Oakland voters say noncitizen parents or guardians of school-age children should be allowed to vote in school board elections. The issue now heads to the City Council — and after that, to the courts, which already are wrestling with a similar law in San Francisco.
Measure S, approved by 62% of the voters last Tuesday, would not immediately allow voting by non-U.S. citizens but would authorize such action by the City Council, which voted in June to place the measure on the ballot. Council members said noncitizens, including legal residents and undocumented immigrants, make up 14% of Oakland’s population and currently lack “representation in key decisions that impact their education and their lives.” About 13,000 are parents or guardians of children younger than 18.
The question now is whether the forthcoming ordinance conflicts with a long-standing provision of the California Constitution that declares, “A United States citizen 18 years of age and resident in this State may vote.”
A 2016 San Francisco ballot measure, the first in the state, allowed noncitizen parents to vote in school board elections, starting in 2018. This July, San Francisco Superior Court Judge Richard Ulmer ordered a halt to noncitizen voting in the city, saying the constitutional provision allowed only U.S. citizens to vote and could not be overridden by a local government. But the state’s First District Court of Appeal put Ulmer’s ruling on hold while the case was on appeal and allowed noncitizens to vote for school board candidates last week.
The conservative groups that challenged San Francisco’s measure, the United States Justice Foundation and the California Public Policy Foundation, also filed suit to remove Measure S from the Oakland ballot. Alameda County Superior Court Judge Michael Markman denied their request in August, saying it was premature because the measure would merely allow the City Council to pass a voting-rights ordinance. Markman said at a hearing that he thought Ulmer was probably right in deciding the state Constitution allowed only citizens to vote, but also observed that the issue would most likely be decided by higher courts.
Attorney James V. Lacy, leader of the two groups, says he plans to file another suit, probably in December, to challenge the expected Oakland ordinance. Lacy has contended the local measures would allow citizens’ votes to be “diluted” by noncitizens. He also argued — and Ulmer agreed — that the state Constitution allows only U.S. citizens to vote.
In his ruling in July, Ulmer said the Constitution’s declaration that citizens “may vote” was intended to prohibit others from voting. If “may” was changed to “shall,” he said, all citizens would be required to vote, which is the law in some nations but not in the United States. And if the provision saying citizens “may vote” does not exclude noncitizens, as the city contends, Ulmer said it would also allow children or non-Californians to vote in local elections.
Eligibility to vote, the judge said, is a matter of “statewide concern” and is not subject to varying rules by local governments, even self-governing charter cities, which include both San Francisco and Oakland.
Appeals courts, and possibly the state Supreme Court, will have the last word on noncitizen voting. But the San Francisco case is back before Ulmer, and City Attorney David Chiu’s office is urging him to reconsider the state constitutional language.

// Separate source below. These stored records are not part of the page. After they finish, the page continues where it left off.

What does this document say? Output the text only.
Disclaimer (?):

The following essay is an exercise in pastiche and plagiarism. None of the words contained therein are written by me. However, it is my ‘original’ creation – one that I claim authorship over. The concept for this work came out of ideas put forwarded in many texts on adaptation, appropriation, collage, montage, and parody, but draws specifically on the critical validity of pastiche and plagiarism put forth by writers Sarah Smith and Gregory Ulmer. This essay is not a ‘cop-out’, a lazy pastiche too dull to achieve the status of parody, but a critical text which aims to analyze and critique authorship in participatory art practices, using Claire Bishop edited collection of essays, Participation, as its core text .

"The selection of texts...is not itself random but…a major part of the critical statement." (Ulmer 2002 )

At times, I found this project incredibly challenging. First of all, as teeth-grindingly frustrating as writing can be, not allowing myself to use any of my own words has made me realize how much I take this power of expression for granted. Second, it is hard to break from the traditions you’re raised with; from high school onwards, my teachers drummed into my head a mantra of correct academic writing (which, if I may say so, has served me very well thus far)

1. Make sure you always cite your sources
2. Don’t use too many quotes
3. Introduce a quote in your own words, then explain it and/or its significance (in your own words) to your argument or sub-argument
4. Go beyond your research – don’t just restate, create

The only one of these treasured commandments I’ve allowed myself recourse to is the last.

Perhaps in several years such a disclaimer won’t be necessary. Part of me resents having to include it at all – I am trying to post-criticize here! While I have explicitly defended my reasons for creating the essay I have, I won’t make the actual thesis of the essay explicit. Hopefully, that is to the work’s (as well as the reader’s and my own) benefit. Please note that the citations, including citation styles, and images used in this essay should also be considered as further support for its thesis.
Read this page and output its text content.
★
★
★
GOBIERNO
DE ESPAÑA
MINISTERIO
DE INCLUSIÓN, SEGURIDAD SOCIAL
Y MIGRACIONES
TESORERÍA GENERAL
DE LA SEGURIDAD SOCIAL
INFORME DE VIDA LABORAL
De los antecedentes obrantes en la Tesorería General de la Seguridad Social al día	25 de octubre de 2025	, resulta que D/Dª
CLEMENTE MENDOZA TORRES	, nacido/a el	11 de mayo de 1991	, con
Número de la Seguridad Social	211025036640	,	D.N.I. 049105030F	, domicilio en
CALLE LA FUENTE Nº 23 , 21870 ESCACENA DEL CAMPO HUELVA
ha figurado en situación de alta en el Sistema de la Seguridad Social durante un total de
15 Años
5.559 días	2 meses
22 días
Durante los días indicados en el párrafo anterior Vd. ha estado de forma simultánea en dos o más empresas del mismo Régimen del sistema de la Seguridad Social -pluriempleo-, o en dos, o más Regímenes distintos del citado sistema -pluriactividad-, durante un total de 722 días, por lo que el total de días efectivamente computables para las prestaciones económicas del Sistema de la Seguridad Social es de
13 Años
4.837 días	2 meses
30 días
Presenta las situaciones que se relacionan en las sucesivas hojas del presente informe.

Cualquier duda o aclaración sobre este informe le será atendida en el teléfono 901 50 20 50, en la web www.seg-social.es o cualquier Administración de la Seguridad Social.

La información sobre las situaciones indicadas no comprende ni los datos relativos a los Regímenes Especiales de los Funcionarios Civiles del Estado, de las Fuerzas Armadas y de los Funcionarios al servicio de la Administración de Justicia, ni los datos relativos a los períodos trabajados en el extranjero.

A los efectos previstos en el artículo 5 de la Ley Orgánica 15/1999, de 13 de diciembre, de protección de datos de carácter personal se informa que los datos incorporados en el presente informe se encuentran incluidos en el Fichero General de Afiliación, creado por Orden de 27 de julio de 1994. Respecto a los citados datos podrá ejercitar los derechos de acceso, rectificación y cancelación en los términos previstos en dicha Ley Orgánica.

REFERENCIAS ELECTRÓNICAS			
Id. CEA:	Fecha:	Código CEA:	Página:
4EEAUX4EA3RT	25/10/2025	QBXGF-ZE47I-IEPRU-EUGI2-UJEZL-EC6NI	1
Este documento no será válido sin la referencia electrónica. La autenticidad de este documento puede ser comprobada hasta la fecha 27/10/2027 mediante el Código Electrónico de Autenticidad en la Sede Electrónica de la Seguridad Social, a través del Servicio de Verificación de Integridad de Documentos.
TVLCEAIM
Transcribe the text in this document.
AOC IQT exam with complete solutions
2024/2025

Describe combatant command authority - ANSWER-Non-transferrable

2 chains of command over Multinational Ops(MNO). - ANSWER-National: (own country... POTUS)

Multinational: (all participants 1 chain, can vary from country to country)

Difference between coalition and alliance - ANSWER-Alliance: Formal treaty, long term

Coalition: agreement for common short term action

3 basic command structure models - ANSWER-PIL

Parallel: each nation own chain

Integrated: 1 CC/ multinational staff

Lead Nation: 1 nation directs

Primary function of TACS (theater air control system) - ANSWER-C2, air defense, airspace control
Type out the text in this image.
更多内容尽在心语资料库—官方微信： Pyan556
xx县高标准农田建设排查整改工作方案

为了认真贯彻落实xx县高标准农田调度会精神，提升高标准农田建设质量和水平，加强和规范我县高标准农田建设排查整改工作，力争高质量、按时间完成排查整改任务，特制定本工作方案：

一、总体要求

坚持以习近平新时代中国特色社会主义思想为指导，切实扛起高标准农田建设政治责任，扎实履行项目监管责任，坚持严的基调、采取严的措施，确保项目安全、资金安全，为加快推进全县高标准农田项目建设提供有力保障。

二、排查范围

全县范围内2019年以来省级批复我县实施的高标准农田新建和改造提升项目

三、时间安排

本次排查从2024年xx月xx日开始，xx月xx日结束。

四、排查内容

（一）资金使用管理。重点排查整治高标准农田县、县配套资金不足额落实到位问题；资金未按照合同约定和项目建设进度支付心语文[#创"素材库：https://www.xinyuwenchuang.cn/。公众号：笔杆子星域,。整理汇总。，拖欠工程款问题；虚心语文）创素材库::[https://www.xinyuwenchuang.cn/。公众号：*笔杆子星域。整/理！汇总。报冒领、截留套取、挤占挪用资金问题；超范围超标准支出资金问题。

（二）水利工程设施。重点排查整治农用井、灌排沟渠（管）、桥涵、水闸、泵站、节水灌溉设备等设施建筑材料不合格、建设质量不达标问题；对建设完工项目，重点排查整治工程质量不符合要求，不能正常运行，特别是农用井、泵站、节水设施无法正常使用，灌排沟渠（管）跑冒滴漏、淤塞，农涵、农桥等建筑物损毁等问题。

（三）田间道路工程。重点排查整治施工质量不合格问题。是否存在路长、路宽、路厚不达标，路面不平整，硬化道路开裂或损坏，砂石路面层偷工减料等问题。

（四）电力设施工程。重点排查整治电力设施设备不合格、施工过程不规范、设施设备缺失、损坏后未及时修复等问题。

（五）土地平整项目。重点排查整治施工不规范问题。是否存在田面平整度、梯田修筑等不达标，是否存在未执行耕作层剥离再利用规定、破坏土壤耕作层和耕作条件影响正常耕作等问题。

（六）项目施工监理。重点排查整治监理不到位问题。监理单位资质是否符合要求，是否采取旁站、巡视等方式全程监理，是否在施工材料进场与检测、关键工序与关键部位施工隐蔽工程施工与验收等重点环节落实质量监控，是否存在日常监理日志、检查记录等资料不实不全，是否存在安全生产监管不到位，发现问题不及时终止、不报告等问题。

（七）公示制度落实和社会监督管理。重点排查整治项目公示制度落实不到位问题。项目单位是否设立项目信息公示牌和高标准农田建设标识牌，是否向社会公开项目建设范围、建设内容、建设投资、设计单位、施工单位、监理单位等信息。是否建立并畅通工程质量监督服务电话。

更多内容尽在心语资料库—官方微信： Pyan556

The Constitution “does not say only citizens may vote,” and leaves the door open for greater eligibility in local elections, Deputy City Attorney James Emery wrote in a filing with Ulmer last week. “Charter cities may serve as laboratories of democracy demonstrating the benefits of noncitizen voting in local contests.”
Emery cited a 1992 state Supreme Court ruling allowing Los Angeles to provide city funds to candidates for local offices, despite a state ballot measure that prohibited public funding of political campaigns. The filing also offered appreciative statements from some noncitizen parents who had voted in San Francisco school board elections.
“For the first time in my life,” said Hwaji Shin, a lawful permanent resident and mother of a child in elementary school, “ I felt like I was a full member of the school community whose voice matters.”